Neue Regierung
Das müssen Sie anpacken, Frau Bildungs-Ministerin*!
ReligionEN-Unterricht für alle, Kochen als Schulfach, Lehre für Gymnasiasten, Schüler-Freifahrt auch für Lehrer: Die To-do-Liste für die neue Regierung, von Experte Niki Glattauer. Was nötig ist, um unsere Schulen nach vorne zu bringen. Hier Teil 1.
"Best of Schule" betitelte ich mein letztes, satirisches Buch.

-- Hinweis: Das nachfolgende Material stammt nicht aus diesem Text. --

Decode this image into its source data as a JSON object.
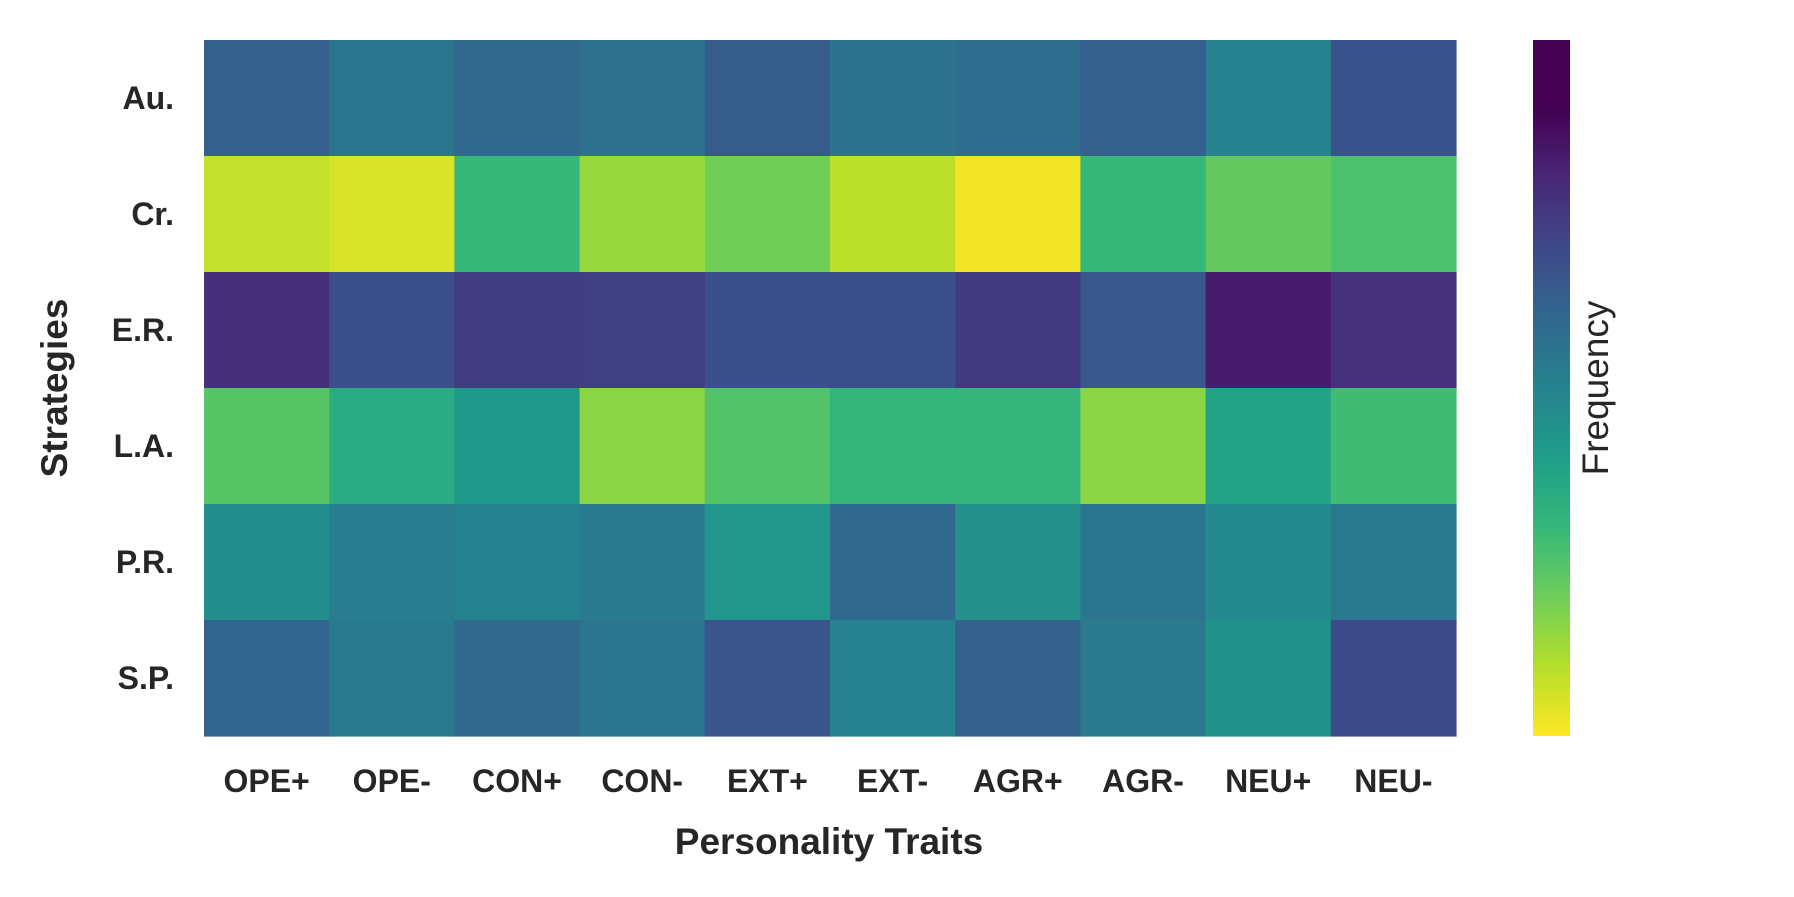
{
  "chart_data": {
    "type": "heatmap",
    "colormap": "viridis_r",
    "rows": [
      "Au.",
      "Cr.",
      "E.R.",
      "L.A.",
      "P.R.",
      "S.P."
    ],
    "columns": [
      "OPE+",
      "OPE-",
      "CON+",
      "CON-",
      "EXT+",
      "EXT-",
      "AGR+",
      "AGR-",
      "NEU+",
      "NEU-"
    ],
    "values": [
      [
        0.62,
        0.55,
        0.6,
        0.57,
        0.64,
        0.56,
        0.58,
        0.63,
        0.5,
        0.67
      ],
      [
        0.08,
        0.05,
        0.3,
        0.14,
        0.2,
        0.09,
        0.02,
        0.3,
        0.22,
        0.26
      ],
      [
        0.78,
        0.68,
        0.74,
        0.73,
        0.68,
        0.68,
        0.75,
        0.65,
        0.86,
        0.77
      ],
      [
        0.24,
        0.35,
        0.42,
        0.16,
        0.25,
        0.31,
        0.31,
        0.16,
        0.38,
        0.28
      ],
      [
        0.46,
        0.52,
        0.5,
        0.53,
        0.43,
        0.6,
        0.45,
        0.55,
        0.47,
        0.54
      ],
      [
        0.61,
        0.53,
        0.59,
        0.55,
        0.66,
        0.5,
        0.62,
        0.53,
        0.44,
        0.7
      ]
    ],
    "xlabel": "Personality Traits",
    "ylabel": "Strategies",
    "colorbar_label": "Frequency",
    "colorbar_ticks": false,
    "grid": false,
    "legend": "colorbar-right"
  }
}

Ein "Best FOR Schule" will hoffentlich die neue Regierung, wann immer wir sie auch kriegen werden. Aber egal ob sie als "Christkindl" oder "Neujahrs-Konzert" (hoffentlich nicht erst als "Osterhase") kommt, aus welchen und wie vielen Parteien sie gebaut sein wird, sie wird uns eine neue Bildungsministerin bescheren (Mann nicht ausgeschlossen).
Was es jetzt für unsere Schulen braucht
Im "Falter" haben sich die drei in Bildungsfragen versierten Journalistinnen Nina Horaczek, Katharina Kropshofer und Barbara Tóth die Mühe gemacht, die besten Ideen für eine neue Schule aus den Parteiprogrammen und Think Tanks herauszuklauben. Hier und in Teil 2, remixed und gesampelt, diese "To-do-Liste" (in 2 mal 8 Punkten und kursiver Schrift) und mein persönlicher Senf dazu: einmal süß, einmal scharf, mitunter beides, wie es sich gehört.

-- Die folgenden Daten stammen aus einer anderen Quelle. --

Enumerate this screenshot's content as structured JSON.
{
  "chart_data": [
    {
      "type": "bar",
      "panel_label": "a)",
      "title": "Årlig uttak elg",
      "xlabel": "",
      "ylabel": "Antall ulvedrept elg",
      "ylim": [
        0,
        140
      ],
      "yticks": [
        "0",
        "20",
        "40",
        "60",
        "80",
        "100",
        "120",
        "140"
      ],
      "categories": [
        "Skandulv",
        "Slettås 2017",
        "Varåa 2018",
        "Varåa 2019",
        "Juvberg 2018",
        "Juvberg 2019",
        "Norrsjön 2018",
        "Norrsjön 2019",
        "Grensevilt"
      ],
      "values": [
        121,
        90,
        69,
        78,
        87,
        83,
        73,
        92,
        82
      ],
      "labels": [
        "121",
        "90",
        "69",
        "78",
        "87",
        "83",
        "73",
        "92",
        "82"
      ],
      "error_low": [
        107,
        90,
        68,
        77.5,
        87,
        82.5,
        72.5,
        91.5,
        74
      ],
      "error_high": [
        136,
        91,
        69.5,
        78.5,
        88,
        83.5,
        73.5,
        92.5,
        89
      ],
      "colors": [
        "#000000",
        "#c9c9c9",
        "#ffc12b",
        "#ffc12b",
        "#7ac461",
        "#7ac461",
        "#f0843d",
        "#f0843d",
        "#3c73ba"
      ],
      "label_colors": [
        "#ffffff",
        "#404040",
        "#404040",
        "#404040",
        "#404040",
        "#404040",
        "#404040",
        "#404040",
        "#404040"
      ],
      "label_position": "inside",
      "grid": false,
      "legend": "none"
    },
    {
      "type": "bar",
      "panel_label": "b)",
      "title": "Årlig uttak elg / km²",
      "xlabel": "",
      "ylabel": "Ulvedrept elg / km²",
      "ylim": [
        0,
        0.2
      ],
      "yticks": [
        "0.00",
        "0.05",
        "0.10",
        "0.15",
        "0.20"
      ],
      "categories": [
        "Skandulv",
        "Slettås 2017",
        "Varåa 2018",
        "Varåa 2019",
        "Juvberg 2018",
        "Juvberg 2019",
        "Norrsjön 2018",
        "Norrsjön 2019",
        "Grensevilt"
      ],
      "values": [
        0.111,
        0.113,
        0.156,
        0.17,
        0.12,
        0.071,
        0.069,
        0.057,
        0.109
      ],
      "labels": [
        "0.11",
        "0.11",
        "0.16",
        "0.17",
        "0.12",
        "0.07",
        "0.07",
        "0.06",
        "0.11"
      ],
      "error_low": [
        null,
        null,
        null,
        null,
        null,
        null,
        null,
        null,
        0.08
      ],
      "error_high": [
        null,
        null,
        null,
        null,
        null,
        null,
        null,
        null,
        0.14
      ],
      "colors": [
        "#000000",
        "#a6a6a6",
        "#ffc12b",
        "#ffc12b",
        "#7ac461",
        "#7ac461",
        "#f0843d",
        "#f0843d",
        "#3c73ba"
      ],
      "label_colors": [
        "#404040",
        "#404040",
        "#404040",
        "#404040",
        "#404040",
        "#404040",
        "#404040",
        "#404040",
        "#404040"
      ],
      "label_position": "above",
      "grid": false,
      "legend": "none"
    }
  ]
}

1. Mehr Geld für Schulen an sozialen Brennpunkten
Schulen mit vielen Kindern, die Deutsch nicht als Alltagssprache haben oder deren Eltern keine Akademiker sind, sollten mehr Ressourcen kriegen als solche, in die viele Akademiker-Kinder gehen. Wiens "Brennpunktschulen" hätten dank eines solchen "Sozialindex" mehr Geld zur Verfügung und könnten sich ein fixes Team aus Schulpsychologie, Sozialarbeit und eine volle administrative Kraft leisten. Pilotprojekte gibt es seit 2022 an hundert Schulen in Österreich, es braucht aber mehr.
Meine Meinung: Wer braucht, soll kriegen "Chancenindex" heißt das in Österreich, wächst auf dem Bildungs-Dung der AK und fristet – während in vielen Ländern (England, Skandinavien etc.) längst State of the Art – ein Schubladendasein, wie ich bereits einmal geschrieben habe. In Wien hat Bildungsstadtrat Christoph Wiederkehr im Schuljahr 22/23 mit dem "Wiener Bildungsversprechen" eine Art "Mini-Chancenindex" eingeführt, damals beginnend mit 10 Volks- und Mittelschulen.
Das Geld bleibt liegen Inzwischen bekommen 37 Schulen ziemlich unbürokratisch ziemlich viel zusätzliches Geld – im Schnitt 50.000 bis 100.000 Euro – , sofern sie belegen können, damit sinnvolle und nachhaltige, sprich: leistungssteigernde Arbeit am Standort zu finanzieren. Das geht vom Gestalten des Schulgartens bis zum Gender-Projekt. So die graue Theorie.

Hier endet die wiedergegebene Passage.